Obviously, that is a less than practical solution. Efforts to bring home such Malaysians have been ongoing for years, with varying degrees of success.
One of the more prominent figures involved in such efforts is Teruntum assemblyperson and Pahang exco member Sim Chon Siang, who has been working over a long time with a Thailand-based Malaysian businessman to make arrangements to secure releases.
The methods used are seen by some to be complex and possibly controversial, but most parents will do anything and pay any price to bring their children back, and results are what matter the most.
Another NGO called the Malaysian Humanitarian Organisation has also been a long time presence working on this issue.
It is probably true that not every single Malaysian abroad involved in these criminal activities is someone that has been kidnapped.
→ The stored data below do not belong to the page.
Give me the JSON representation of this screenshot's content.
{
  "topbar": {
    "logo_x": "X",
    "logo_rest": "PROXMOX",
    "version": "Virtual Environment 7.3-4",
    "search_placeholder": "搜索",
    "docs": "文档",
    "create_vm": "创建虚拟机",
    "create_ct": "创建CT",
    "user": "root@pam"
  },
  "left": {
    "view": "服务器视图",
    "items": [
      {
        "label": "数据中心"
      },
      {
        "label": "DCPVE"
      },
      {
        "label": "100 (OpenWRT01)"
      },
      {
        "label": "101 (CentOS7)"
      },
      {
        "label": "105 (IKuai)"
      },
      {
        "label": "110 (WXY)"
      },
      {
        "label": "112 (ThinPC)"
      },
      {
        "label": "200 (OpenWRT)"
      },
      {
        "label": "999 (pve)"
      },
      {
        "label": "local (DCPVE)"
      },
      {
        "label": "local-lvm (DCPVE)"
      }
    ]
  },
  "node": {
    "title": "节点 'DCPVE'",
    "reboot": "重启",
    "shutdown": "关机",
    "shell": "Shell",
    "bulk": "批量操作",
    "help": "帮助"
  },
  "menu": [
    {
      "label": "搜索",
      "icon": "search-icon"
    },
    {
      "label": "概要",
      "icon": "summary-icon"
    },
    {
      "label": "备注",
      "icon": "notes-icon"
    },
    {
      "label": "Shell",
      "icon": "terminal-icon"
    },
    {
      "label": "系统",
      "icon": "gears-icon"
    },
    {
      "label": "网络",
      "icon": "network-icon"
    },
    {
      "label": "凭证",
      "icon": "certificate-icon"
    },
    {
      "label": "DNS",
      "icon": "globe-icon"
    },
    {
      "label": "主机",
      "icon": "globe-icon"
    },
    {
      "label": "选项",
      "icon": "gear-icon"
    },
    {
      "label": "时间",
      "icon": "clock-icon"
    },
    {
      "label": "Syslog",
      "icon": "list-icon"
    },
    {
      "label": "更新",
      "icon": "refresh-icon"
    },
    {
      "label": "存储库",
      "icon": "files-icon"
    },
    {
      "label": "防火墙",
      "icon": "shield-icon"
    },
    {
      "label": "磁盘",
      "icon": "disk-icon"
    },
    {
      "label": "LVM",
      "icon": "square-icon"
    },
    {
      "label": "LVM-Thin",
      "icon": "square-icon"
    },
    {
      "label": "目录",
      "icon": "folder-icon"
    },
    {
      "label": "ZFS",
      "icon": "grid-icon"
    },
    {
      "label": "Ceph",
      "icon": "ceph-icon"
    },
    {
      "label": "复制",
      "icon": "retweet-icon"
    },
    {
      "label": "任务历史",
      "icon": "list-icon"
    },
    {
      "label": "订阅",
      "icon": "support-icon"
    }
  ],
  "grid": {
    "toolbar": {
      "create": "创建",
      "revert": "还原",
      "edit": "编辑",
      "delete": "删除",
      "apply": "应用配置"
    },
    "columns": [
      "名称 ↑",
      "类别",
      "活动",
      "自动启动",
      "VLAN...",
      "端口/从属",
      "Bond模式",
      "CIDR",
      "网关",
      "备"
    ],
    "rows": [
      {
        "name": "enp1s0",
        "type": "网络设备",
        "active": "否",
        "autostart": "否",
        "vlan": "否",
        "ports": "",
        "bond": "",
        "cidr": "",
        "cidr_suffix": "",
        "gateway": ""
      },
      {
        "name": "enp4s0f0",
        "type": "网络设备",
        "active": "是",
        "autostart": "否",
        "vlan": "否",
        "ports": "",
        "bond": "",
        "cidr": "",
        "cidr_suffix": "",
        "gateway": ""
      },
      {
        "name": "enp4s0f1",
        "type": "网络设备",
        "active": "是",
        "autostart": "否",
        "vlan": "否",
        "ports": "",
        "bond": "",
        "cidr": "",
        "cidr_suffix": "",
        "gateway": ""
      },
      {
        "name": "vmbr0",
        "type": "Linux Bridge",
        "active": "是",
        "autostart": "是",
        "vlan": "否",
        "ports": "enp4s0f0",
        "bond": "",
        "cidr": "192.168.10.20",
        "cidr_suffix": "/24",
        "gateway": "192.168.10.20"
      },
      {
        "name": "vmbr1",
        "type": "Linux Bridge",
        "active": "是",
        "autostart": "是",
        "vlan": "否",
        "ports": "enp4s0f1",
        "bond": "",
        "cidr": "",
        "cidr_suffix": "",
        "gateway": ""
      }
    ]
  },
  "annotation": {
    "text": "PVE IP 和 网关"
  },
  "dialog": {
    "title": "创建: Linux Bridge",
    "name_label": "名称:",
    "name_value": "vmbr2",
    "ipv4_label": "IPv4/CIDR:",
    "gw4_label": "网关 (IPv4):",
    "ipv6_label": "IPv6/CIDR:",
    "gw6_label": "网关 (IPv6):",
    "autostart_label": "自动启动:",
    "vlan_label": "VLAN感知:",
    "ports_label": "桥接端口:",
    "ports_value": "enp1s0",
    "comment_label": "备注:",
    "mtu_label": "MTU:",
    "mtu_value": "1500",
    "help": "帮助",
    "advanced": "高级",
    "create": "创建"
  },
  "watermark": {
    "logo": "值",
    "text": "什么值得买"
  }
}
There has been talk that some of the highest ranking individuals in the criminal organisations are themselves Malaysian, as are some of the people recruiting victims in Malaysia.
That said, it would be very counterproductive to simply throw up our hands and start thinking that many of the people there are there voluntarily, or that the problem is simply too complex to solve.
The families of the victims here are suffering greatly, and the victims themselves are suffering even more – trapped and tortured, with little hope of escape.
The Malaysian government, with immense resources at its disposal, can do so much more to support these victim’s families, push ever harder to secure the release of victims, stop traffickers from successfully recruiting more victims, and work with other countries to shut down these organisations once and for all.
As for the rest of us, we need to spread the word, and keep the pressure up. We need to remind everyone we know that the vast majority of these overseas job offers are not legitimate, and spread education on how to differentiate between real and (the majority) fake overseas job offers.
We need to spread the word, far and wide, to Malaysians of all communities and backgrounds: Don’t fall for scams, and don’t ever let yourself be kidnapped to become a scammer.